I think the script here that I shared 2 way search by query and incoming docs - #7 by elsaticnoob demonstrates what I want to do in simple terms.

Basically, I couldn't find a way to do a geo distance query where the distance value comes from the incoming docs, so I can't do something like:

"geo_distance": {
          "distance": doc["searchRadius"], // is this possible?
          "pin.location": {
            "lat": 40,
            "lon": -70
          }
}

does that make sense?

I see. Indeed, this does not seem possible with the geo distance query.
Indeed the only way seems to be by using a script for this query.

Yeah but I don't see if you have any other choice...

But I'd try to make that script simpler and only compute the geo part.

I'd add this script as one of the bool -> filter clauses and I'd add the age filter as a range query.

That way, you won't have to evaluate the geo part when age is not matching and I think that could be much faster.
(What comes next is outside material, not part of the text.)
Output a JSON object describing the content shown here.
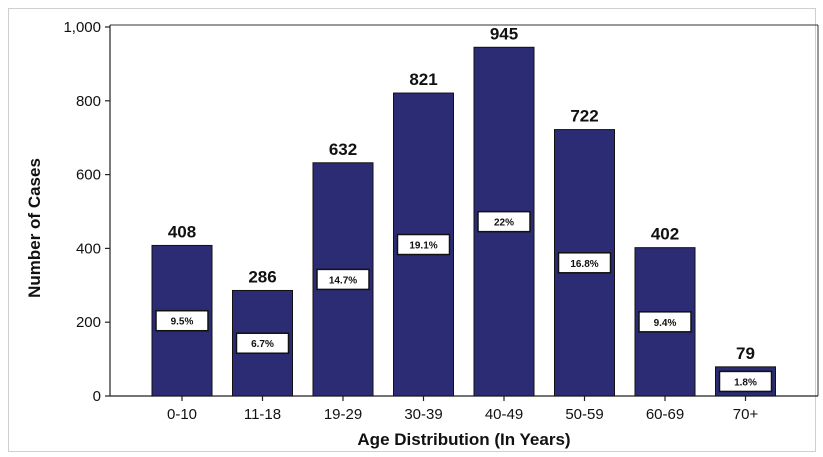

Agreed, I can do that. I also had an alternative idea like this:

{
            "terms_set": {
              "locationGrids.enum": {
                "terms": ["86154e68fffffff"],
                "minimum_should_match": 1
               }
            }
},

where we have a pre-computed locationGrids field, that has the geo-hex values of a user's location + search radius. so it sets locationGrids to all the geo-hex values of the hexagons that are within the search radius for the user.

and so when we search, we just do a terms_set match on that field, and this also seems to work pretty well.

thank you for your help!

Thank you for sharing that.

This topic was automatically closed 28 days after the last reply. New replies are no longer allowed.